Retro ist nicht aufzuhalten. Schon gar nicht, wenn es um die Gunst der Gen Z geht. Dieses Gesetz gilt nicht nur in der Sportswear, wo Adidas Sambas und Heritage-Fußballtrikots die Zielgruppe faszinieren, sondern auch im Food-&-Beverage-Markt. Die 80er- bis 2000er-Jahre, die nach dem Gefühl vieler Gen-Z-Konsument*innen noch eine Zeit waren, in der „alles gut“ war, befeuern die Sehnsucht nach Produkten, die den Geist dieser Ära verkörpern. Als hätte es damals weder Kriege noch Terrorismus, Wirtschaftskrisen oder politische Spannungen gegeben.
Wer wie ich schon ein paar graue Haare hat, erinnert sich durchaus an die RAF, den Nato-Doppelbeschluss, den Balkan- und Irakkrieg oder Tschernobyl. Und trotzdem: Irgendwie fühlten sich die Partys unbeschwerter an. Es waren Arme statt Handys in der Luft, und die Produkte durften einfach Spaß machen, ohne dass man sofort an Nutri-Score, CO₂-Bilanz oder Nachhaltigkeitsbericht dachte. Und das wirkt in heutigen Zeiten in der Tat begehrlich.
Es ist noch nicht sehr lange her, dass Burger King sich seiner Wurzeln mit einem großartigen Rebranding besonnen hat, und nun hat PepsiCo seine globale Marke Mirinda unters Retro-Messer gelegt.
Mirinda?
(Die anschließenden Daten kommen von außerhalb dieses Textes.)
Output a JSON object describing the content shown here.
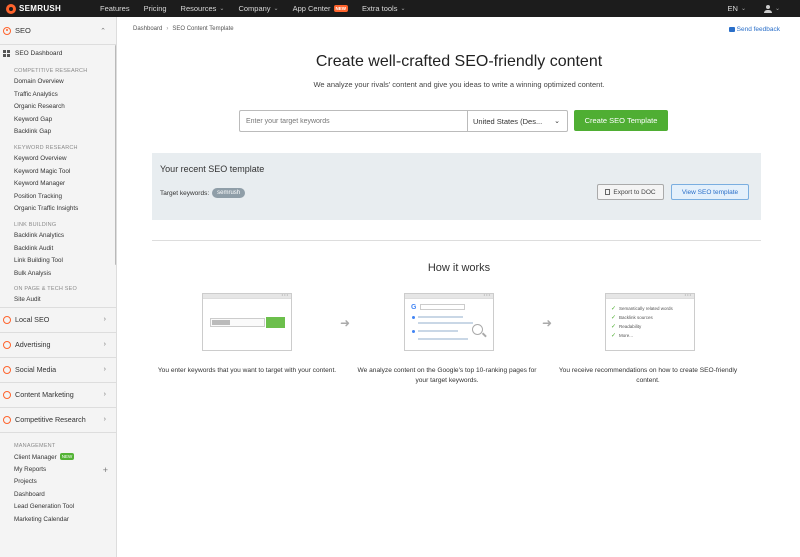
{
  "topnav": {
    "brand": "SEMRUSH",
    "items": [
      {
        "label": "Features",
        "dropdown": false
      },
      {
        "label": "Pricing",
        "dropdown": false
      },
      {
        "label": "Resources",
        "dropdown": true
      },
      {
        "label": "Company",
        "dropdown": true
      },
      {
        "label": "App Center",
        "dropdown": false
      },
      {
        "label": "Extra tools",
        "dropdown": true
      }
    ],
    "app_center_badge": "NEW",
    "language": "EN",
    "icons": {
      "user": "user-icon",
      "chevron": "chevron-down-icon"
    }
  },
  "sidebar": {
    "main_label": "SEO",
    "dashboard_label": "SEO Dashboard",
    "sections": [
      {
        "title": "COMPETITIVE RESEARCH",
        "items": [
          "Domain Overview",
          "Traffic Analytics",
          "Organic Research",
          "Keyword Gap",
          "Backlink Gap"
        ]
      },
      {
        "title": "KEYWORD RESEARCH",
        "items": [
          "Keyword Overview",
          "Keyword Magic Tool",
          "Keyword Manager",
          "Position Tracking",
          "Organic Traffic Insights"
        ]
      },
      {
        "title": "LINK BUILDING",
        "items": [
          "Backlink Analytics",
          "Backlink Audit",
          "Link Building Tool",
          "Bulk Analysis"
        ]
      },
      {
        "title": "ON PAGE & TECH SEO",
        "items": [
          "Site Audit"
        ]
      }
    ],
    "categories": [
      "Local SEO",
      "Advertising",
      "Social Media",
      "Content Marketing",
      "Competitive Research"
    ],
    "management": {
      "title": "MANAGEMENT",
      "client_manager": "Client Manager",
      "client_manager_badge": "NEW",
      "my_reports": "My Reports",
      "items": [
        "Projects",
        "Dashboard",
        "Lead Generation Tool",
        "Marketing Calendar"
      ]
    }
  },
  "breadcrumb": {
    "root": "Dashboard",
    "current": "SEO Content Template"
  },
  "feedback": "Send feedback",
  "hero": {
    "title": "Create well-crafted SEO-friendly content",
    "subtitle": "We analyze your rivals' content and give you ideas to write a winning optimized content."
  },
  "search": {
    "placeholder": "Enter your target keywords",
    "country": "United States (Des...",
    "button": "Create SEO Template"
  },
  "recent": {
    "title": "Your recent SEO template",
    "keywords_label": "Target keywords:",
    "keyword": "semrush",
    "export_label": "Export to DOC",
    "view_label": "View SEO template"
  },
  "how": {
    "title": "How it works",
    "steps": [
      "You enter keywords that you want to target with your content.",
      "We analyze content on the Google's top 10-ranking pages for your target keywords.",
      "You receive recommendations on how to create SEO-friendly content."
    ],
    "card3_items": [
      "Semantically related words",
      "Backlink sources",
      "Readability",
      "More..."
    ],
    "card2_logo": "G"
  },
  "colors": {
    "accent": "#4fae33",
    "brand": "#ff642d",
    "link": "#2a6fc9",
    "nav_bg": "#1c1c1c"
  }
}
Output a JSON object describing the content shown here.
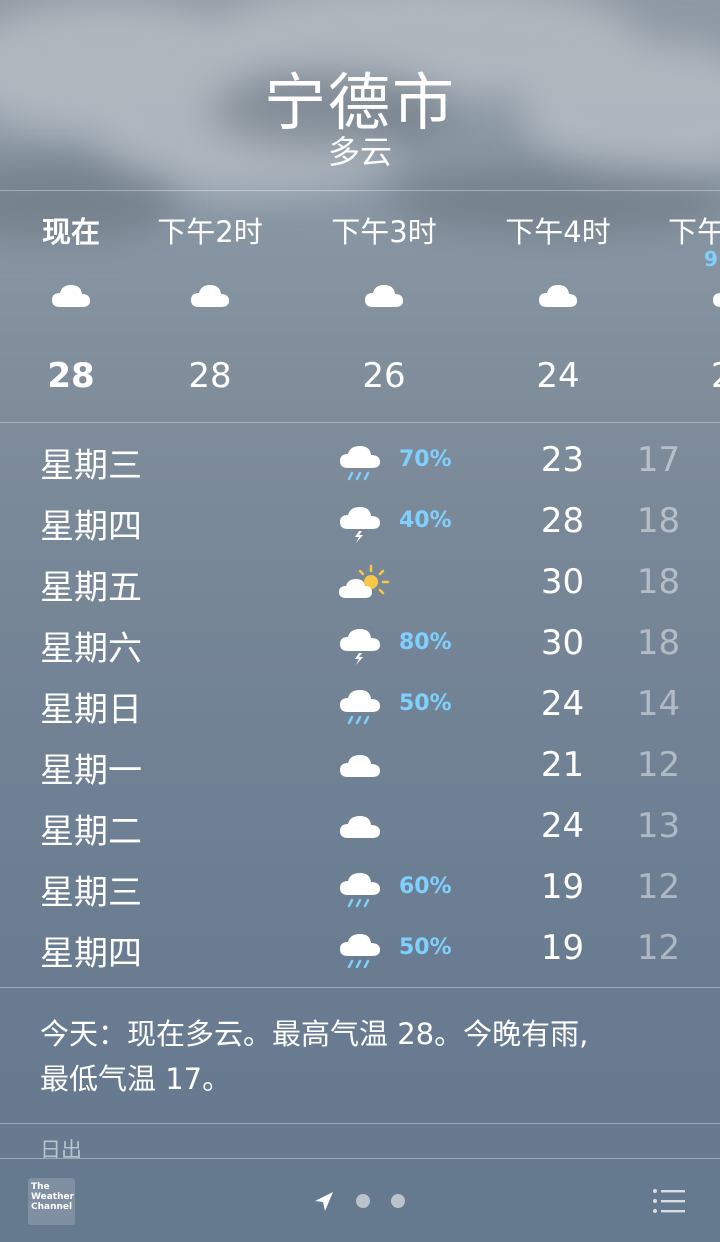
{
  "header": {
    "city": "宁德市",
    "condition": "多云"
  },
  "hourly": [
    {
      "time": "现在",
      "icon": "cloud-icon",
      "temp": "28"
    },
    {
      "time": "下午2时",
      "icon": "cloud-icon",
      "temp": "28"
    },
    {
      "time": "下午3时",
      "icon": "cloud-icon",
      "temp": "26"
    },
    {
      "time": "下午4时",
      "icon": "cloud-icon",
      "temp": "24"
    },
    {
      "time": "下午",
      "icon": "cloud-icon",
      "temp": "2",
      "precip": "9"
    }
  ],
  "daily": [
    {
      "day": "星期三",
      "icon": "rain-icon",
      "precip": "70%",
      "high": "23",
      "low": "17"
    },
    {
      "day": "星期四",
      "icon": "thunderstorm-icon",
      "precip": "40%",
      "high": "28",
      "low": "18"
    },
    {
      "day": "星期五",
      "icon": "partly-sunny-icon",
      "precip": "",
      "high": "30",
      "low": "18"
    },
    {
      "day": "星期六",
      "icon": "thunderstorm-icon",
      "precip": "80%",
      "high": "30",
      "low": "18"
    },
    {
      "day": "星期日",
      "icon": "rain-icon",
      "precip": "50%",
      "high": "24",
      "low": "14"
    },
    {
      "day": "星期一",
      "icon": "cloud-icon",
      "precip": "",
      "high": "21",
      "low": "12"
    },
    {
      "day": "星期二",
      "icon": "cloud-icon",
      "precip": "",
      "high": "24",
      "low": "13"
    },
    {
      "day": "星期三",
      "icon": "rain-icon",
      "precip": "60%",
      "high": "19",
      "low": "12"
    },
    {
      "day": "星期四",
      "icon": "rain-icon",
      "precip": "50%",
      "high": "19",
      "low": "12"
    }
  ],
  "summary": {
    "line1": "今天：现在多云。最高气温 28。今晚有雨,",
    "line2": "最低气温 17。"
  },
  "details": {
    "sunrise_label": "日出"
  },
  "footer": {
    "logo_text": "The Weather Channel",
    "logo_line1": "The",
    "logo_line2": "Weather",
    "logo_line3": "Channel",
    "page_count": 3,
    "current_page": 0,
    "location_icon": "location-arrow-icon",
    "list_icon": "list-icon"
  },
  "colors": {
    "precip": "#7fd0ff",
    "sun": "#f7c843",
    "background_top": "#8f99a3",
    "background_bottom": "#667a8f"
  }
}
Moment mal … kenne ich das?
Wahrscheinlich nicht aus dem heimischen Supermarkt. Deutschland war immer „Fanta-Land“ (die wurde ja auch hier erfunden), darum spielt Mirinda hierzulande eine untergeordnete Rolle. Ganz anders in Asien, dem Nahen Osten oder in Lateinamerika und Afrika. Dort ist sie ein echter Player im Kühlregal und Fanta Konkurrent Nummer 1.
Die Erfrischungsgetränkemarke wurde 1959 in Spanien gegründet und wird seit 1970 weltweit von PepsiCo vertrieben, die seitdem auch die Markenrechte innehaben. Der Name leitet sich von der Esperanto-Übersetzung des Wortes „bewundernswert“ oder „erstaunlich“ ab.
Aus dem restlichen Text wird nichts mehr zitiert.